Grev zamanı geldiğinde de, sendika işçileri hiçbir şekilde bilgilendirmedi. Üç ayda bir aldığımız ikramiyelerin kaldırılacağı söylendi. Sendika “bu ikramiyeler kesinlikle kaldırılmayacaktır” açıklaması yaptı ama aslında bu doğru değildi. Daha sonra grev kararı alındı. Grev kararının okunacağı gün hiçbir sendikacı ortada yoktu. Biz temsilcinin yanına gittik. Grev kararını işletme müdür yardımcısıyla birlikte, hiç kimseye haber vermeden astı. Grev kararını okuması gerektiğini söyledik. Bu olay bizim işten atılmamıza neden olmuştu. Biz sendikalı olduğumuz için işten atılırken disiplin kuruluna sevk edilmemiz gerekiyordu. Ama bizi bu kurula sevk etmeden işten attılar. Sendika bu konuda da bir ses çıkarmadı. Bizden bir hafta sonra da toplu sözleşmeyi imzaladı. Buna göre ikramiyeler kalktı (ikramiyenin kalkmadığını, bunun maaşlara eklendiğini söyleseler de, devletin verdiği yüzde otuzluk zammı bu hesaba katmadıkları için aslında ikramiyeler fiilen kalkmış oldu.) Berbat bir toplu sözleşme oldu bu.

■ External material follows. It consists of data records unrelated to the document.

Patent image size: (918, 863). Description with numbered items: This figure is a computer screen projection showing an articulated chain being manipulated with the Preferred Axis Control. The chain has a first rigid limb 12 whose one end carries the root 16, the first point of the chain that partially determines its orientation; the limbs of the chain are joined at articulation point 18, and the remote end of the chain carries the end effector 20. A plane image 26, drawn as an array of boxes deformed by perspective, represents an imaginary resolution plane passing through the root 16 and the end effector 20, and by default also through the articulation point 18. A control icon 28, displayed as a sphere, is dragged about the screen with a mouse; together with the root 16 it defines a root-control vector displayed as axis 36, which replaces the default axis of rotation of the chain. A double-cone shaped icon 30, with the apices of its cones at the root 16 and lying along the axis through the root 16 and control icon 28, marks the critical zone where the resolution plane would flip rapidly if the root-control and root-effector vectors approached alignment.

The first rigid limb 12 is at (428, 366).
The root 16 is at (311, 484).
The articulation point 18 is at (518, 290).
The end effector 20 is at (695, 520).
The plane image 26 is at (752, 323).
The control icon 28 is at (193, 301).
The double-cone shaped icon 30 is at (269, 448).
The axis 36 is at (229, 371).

Mücadele Birliği: Sendika yönetimleriyle işçiler genelde tartışma halinde olurlar özellikle toplu sözleşme süreçlerinde gerginlikler yaşanır. Metro işçileriyle sendikanın ilişkileri nasıldı?

Halil Öner: Sendikalarla işçilerin en iç içe oldukları zamanlar toplu iş sözleşmeleri dönemleri oluyor. Sendikacılar o dönemde bile ortada yoklardı. İşçiye mücadeleye başlarken bir eğitim verilir. Hiçbir eğitim vermediler. İşten atılmalardan önce disiplin kurulunun işlemesi gerekir. Buralarda işçilerin hiç kurtarıldığı görülmemiştir. Hep patronun istediği biçimde işten atılmalar olmuştur.

Mücadele Birliği: Peki işçilerin örgütlenmesine yardımcı olmuyorlar mı?

Halil Öner: İşçilerin örgütlenmesi adına sadece temsilcilerle görüşüyorlar. Temsilciler de, “biz hiçbir şekilde greve çıkmayız” diyen kişiler. Sendika işçi başına her ay bir iş gününe denk gelen bir aidat alır. Sosyal-İş’e 4500 işçi üye. Sendikanın elinde büyük bir para birikiyor. Bir ayda 4500 iş gününe denk para birikiyor. Bu paraların nereye gittiğine dair herhangi bir bilgim yok. Ama şunu çok iyi biliyorum: ortada bir “koltuk sevdası” var.

 

İşçiler Güçlü Bir Mücadele İçin Komitelerde Örgütlensinler

Mücadele Birliği: İşçilerle sendika yönetimlerinin özellikle de toplu sözleşme, grev gibi süreçlerde sorunlar yaşamadığı iş kolu yok sanırım. Gerginlikler tartışmalar yaşanması doğaldır önemli olan işçilerin lehine olacak adımları atabilecek bir örgütlülüğe sahip olabilmek. Bu süreçleri hiç bilmeyen, sektöre yeni girmiş bir market işçisine tavsiyen ne olur?

Halil Öner: Sendikalı olmak önemli. Çünkü işçilerin bir araya gelebilmelerini sağlayacak, ekonomik alanda mücadele edebilecekleri kurum sendikalar. Ama bunun dışında güçlü bir örgütlenme sağlayabilmeleri için komitelerde örgütlensinler. Birlikte hareket etsinler, kararları ortak alsınlar, ortak işler yapsınlar. Komiteler şeklindeki örgütlenmeleri sağlayabilirlerse daha etkin bir mücadele yürütebilirler. Bu şekilde sendikaları da istediğimiz kararları alabilecek duruma getirebiliriz. Bu haliyle her şeyi sendika yöneticilerine bırakırsak, bugün yaşadıklarımızı yaşamaya devam ederiz.